インド政府は20世紀に幾度かセンチネル族との接触を試みており、贈答品を持って上陸し島民の信用を得ようとしましたが、効果はなくこれといった進展は見られませんでした。そして1996年、ついにインド政府はセンチネル族との交流を試みる取り組みを中止。現代文明を必要とせず干渉も求めていないセンチネル族の独自の暮らしを尊重し保護するため、北ネンチネル島周囲の海域を立ち入り禁止区域に指定しました。

時折、センチネル島の様子がドローンによって動画撮影されることはあるものの、部外者を一切拒絶する島民がドローンや接近する低空飛行のヘリコプターに向けて矢をいる様子が撮影されています。

しかし若い宣教師のジョン・アレン・チャウは、こうした接近禁止令や周囲の忠告に耳を傾けることなく、聖書をリュックに入れてカヌーで北センチネル島の海岸に向かいました。

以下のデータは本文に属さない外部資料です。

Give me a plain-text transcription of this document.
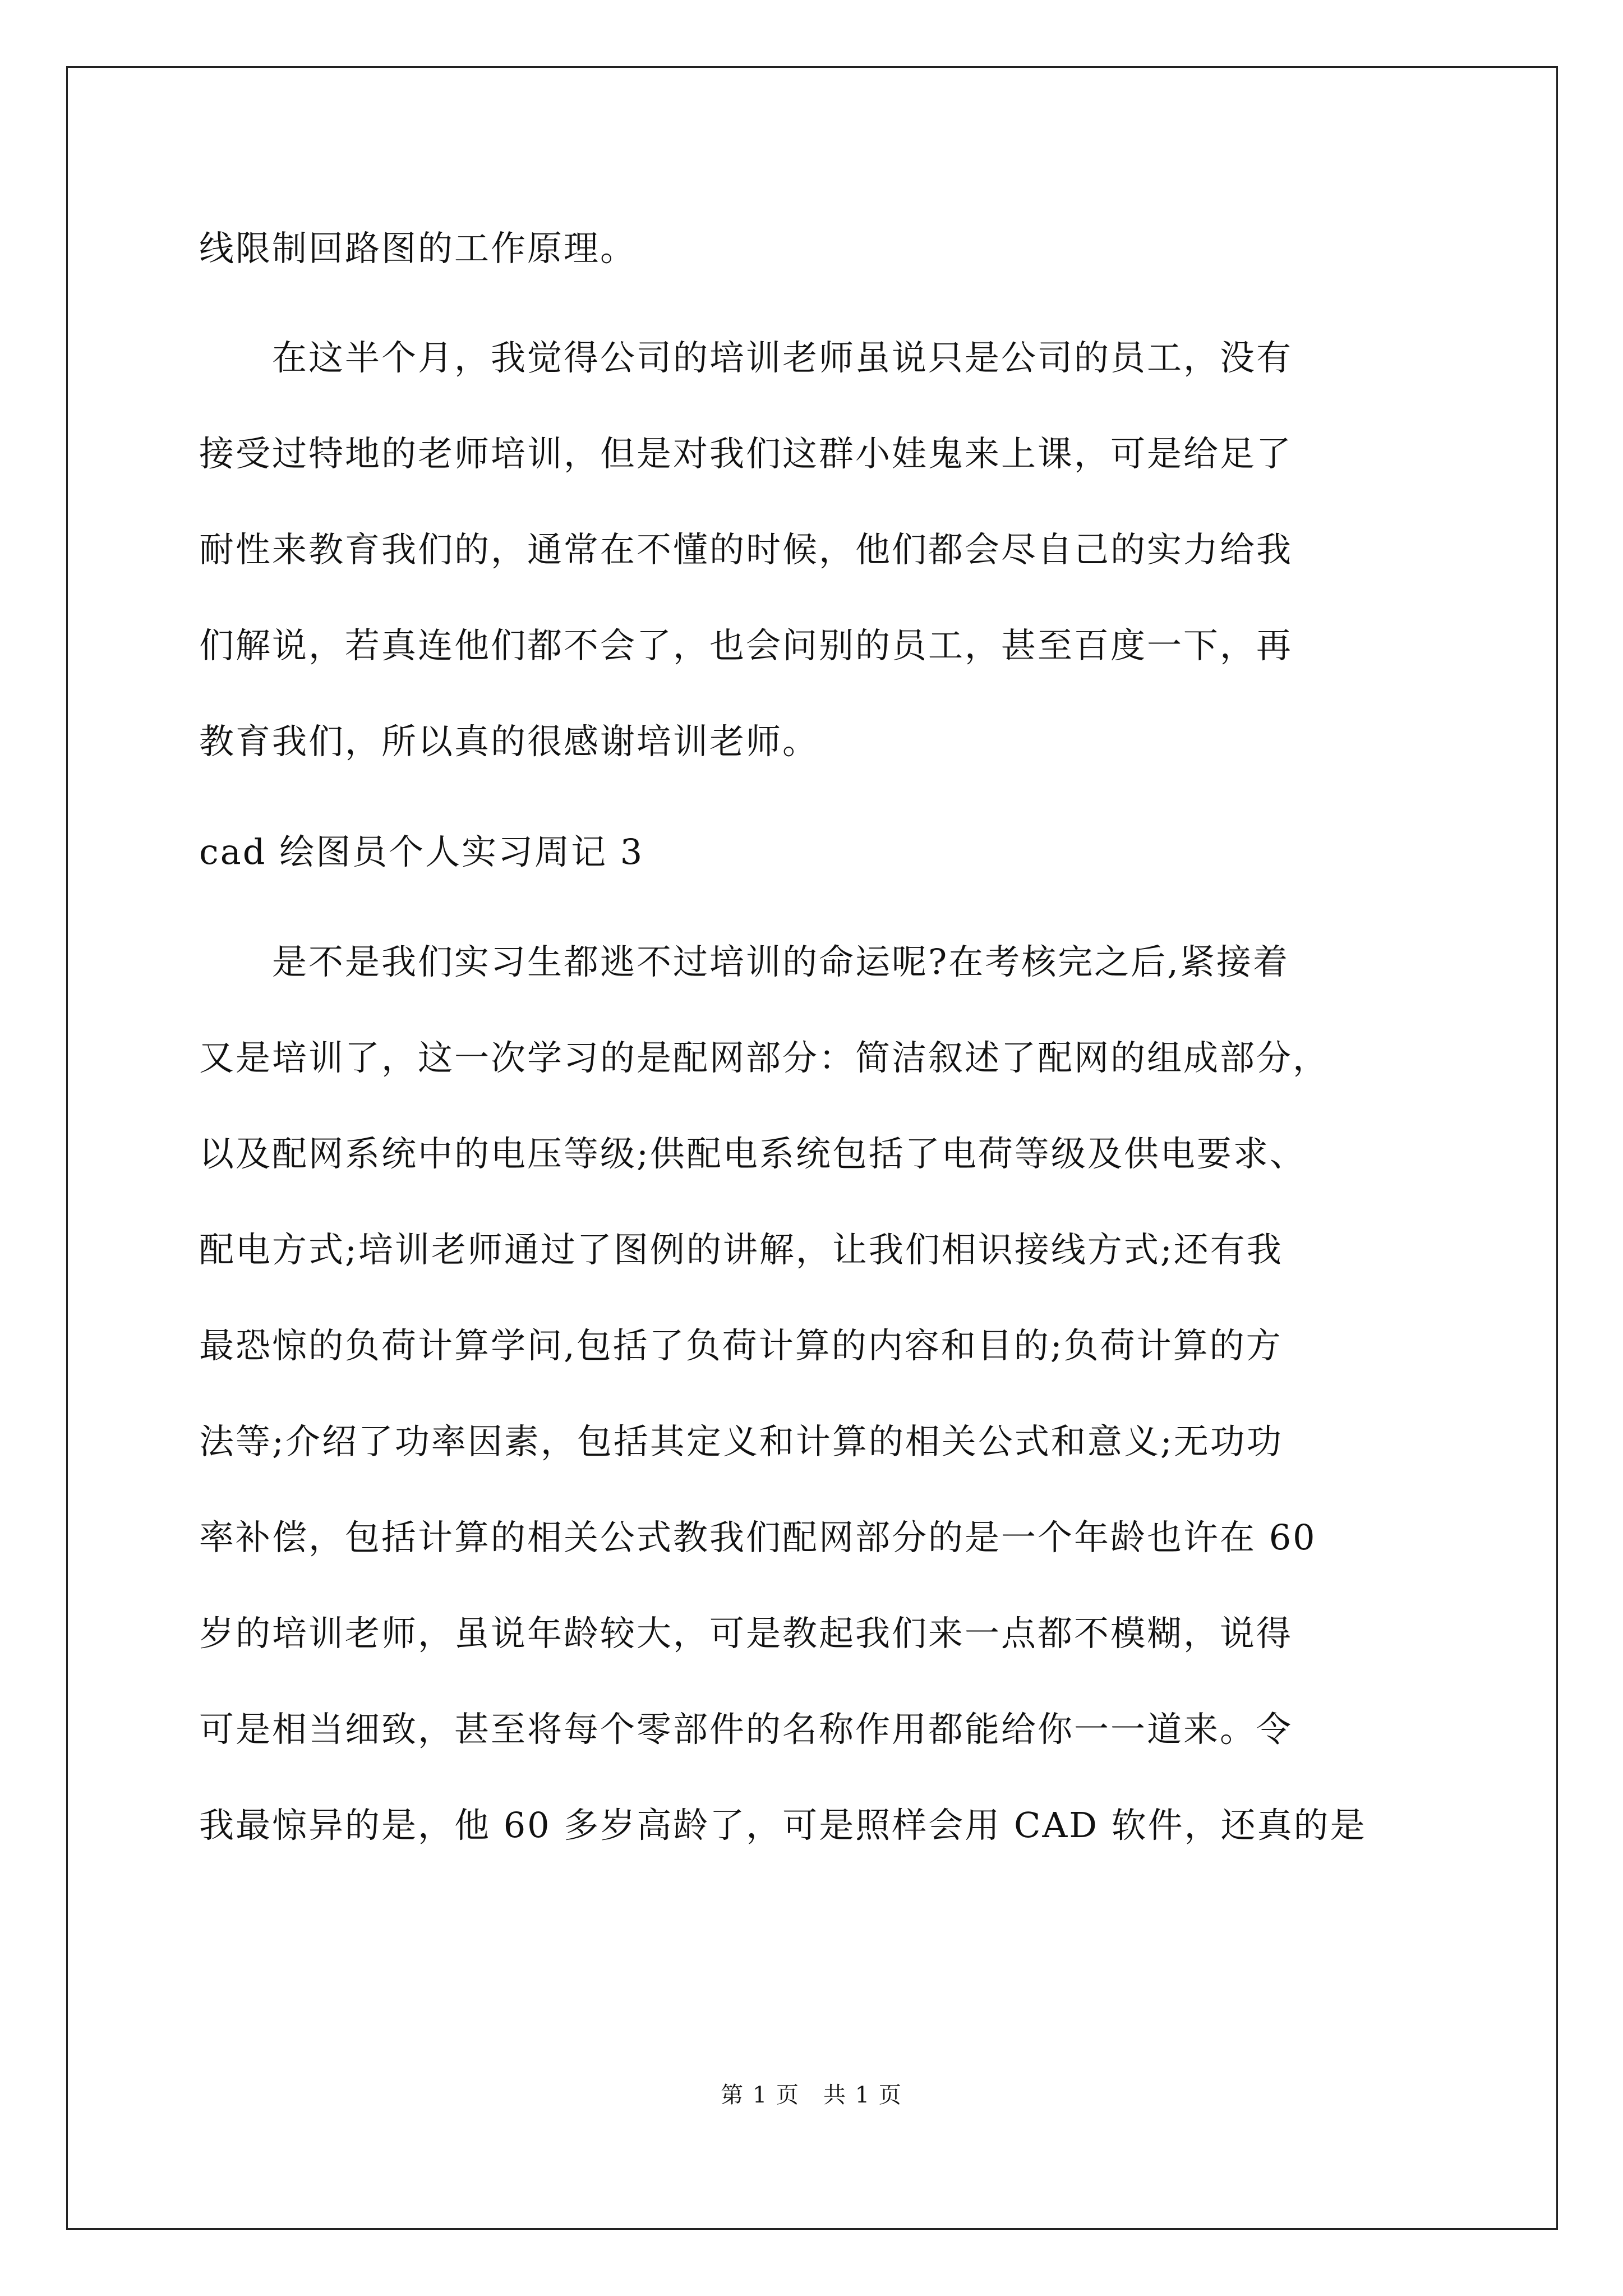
线限制回路图的工作原理。
　　在这半个月，我觉得公司的培训老师虽说只是公司的员工，没有
接受过特地的老师培训，但是对我们这群小娃鬼来上课，可是给足了
耐性来教育我们的，通常在不懂的时候，他们都会尽自己的实力给我
们解说，若真连他们都不会了，也会问别的员工，甚至百度一下，再
教育我们，所以真的很感谢培训老师。
cad 绘图员个人实习周记 3
　　是不是我们实习生都逃不过培训的命运呢?在考核完之后,紧接着
又是培训了，这一次学习的是配网部分：简洁叙述了配网的组成部分，
以及配网系统中的电压等级;供配电系统包括了电荷等级及供电要求、
配电方式;培训老师通过了图例的讲解，让我们相识接线方式;还有我
最恐惊的负荷计算学问,包括了负荷计算的内容和目的;负荷计算的方
法等;介绍了功率因素，包括其定义和计算的相关公式和意义;无功功
率补偿，包括计算的相关公式教我们配网部分的是一个年龄也许在 60
岁的培训老师，虽说年龄较大，可是教起我们来一点都不模糊，说得
可是相当细致，甚至将每个零部件的名称作用都能给你一一道来。令
我最惊异的是，他 60 多岁高龄了，可是照样会用 CAD 软件，还真的是
第 1 页　共 1 页
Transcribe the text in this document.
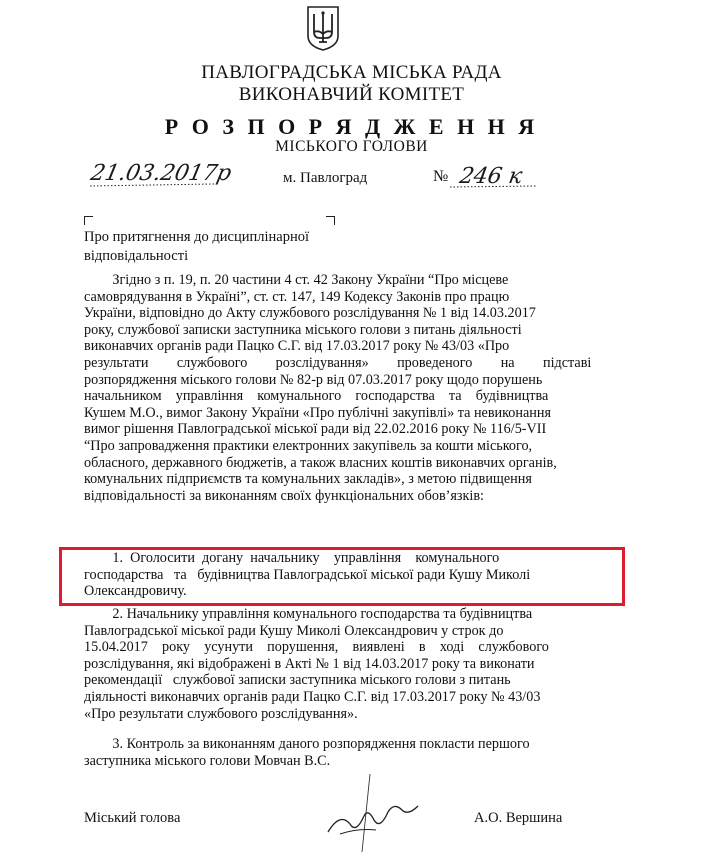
ПАВЛОГРАДСЬКА МІСЬКА РАДА
ВИКОНАВЧИЙ КОМІТЕТ
Р О З П О Р Я Д Ж Е Н Н Я
МІСЬКОГО ГОЛОВИ
21.03.2017р	м. Павлоград	№ 246 к
Про притягнення до дисциплінарної
відповідальності
Згідно з п. 19, п. 20 частини 4 ст. 42 Закону України “Про місцеве
самоврядування в Україні”, ст. ст. 147, 149 Кодексу Законів про працю
України, відповідно до Акту службового розслідування № 1 від 14.03.2017
року, службової записки заступника міського голови з питань діяльності
виконавчих органів ради Пацко С.Г. від 17.03.2017 року № 43/03 «Про
результати        службового        розслідування»        проведеного        на        підставі
розпорядження міського голови № 82-р від 07.03.2017 року щодо порушень
начальником    управління    комунального    господарства    та    будівництва
Кушем М.О., вимог Закону України «Про публічні закупівлі» та невиконання
вимог рішення Павлоградської міської ради від 22.02.2016 року № 116/5-VII
“Про запровадження практики електронних закупівель за кошти міського,
обласного, державного бюджетів, а також власних коштів виконавчих органів,
комунальних підприємств та комунальних закладів», з метою підвищення
відповідальності за виконанням своїх функціональних обов’язків:
1.  Оголосити  догану  начальнику    управління    комунального
господарства   та   будівництва Павлоградської міської ради Кушу Миколі
Олександровичу.
2. Начальнику управління комунального господарства та будівництва
Павлоградської міської ради Кушу Миколі Олександрович у строк до
15.04.2017    року    усунути    порушення,    виявлені    в    ході    службового
розслідування, які відображені в Акті № 1 від 14.03.2017 року та виконати
рекомендації   службової записки заступника міського голови з питань
діяльності виконавчих органів ради Пацко С.Г. від 17.03.2017 року № 43/03
«Про результати службового розслідування».
3. Контроль за виконанням даного розпорядження покласти першого
заступника міського голови Мовчан В.С.
Міський голова	А.О. Вершина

センチネル族をキリスト教の教えを説き、改宗させるつもりでした。島への接近の手配をし、沖から様子を見守る漁師らに対し、イエス・キリストが自分にこの世界で最も閉ざされた島に入る力を授けてくれたと説明していたそうです。

海岸にカヌーで近づいたジョンを出迎えたもの、それは矢の嵐でした。あえなくジョンは撤退します。しかし翌日の2018年11月17日、ジョンは再び接近を試みます。

接近禁止区域までジョンをボートに乗せ、島への上陸を違法に手伝った漁師らが沖合から見守る中、ジョンは一人島へと向かいました。漁師らの目撃談によると、ジョンは海岸に着くやいなや、島民から複数の矢を射掛けられ殺害され、遺体は浜辺に放置されたそうです。

危険を知っていたはずなのに…あまりにも無意味な死でした。外部との交流を一切拒み、独自の社会を維持する部族には外からの訪問者は侵略者にすぎないのでしょう。今度こうした「文明」の一方的な接触の試みによる悲劇が繰り返されることなく、センチネル部族の暮らしが外部の干渉から守られ続けますように。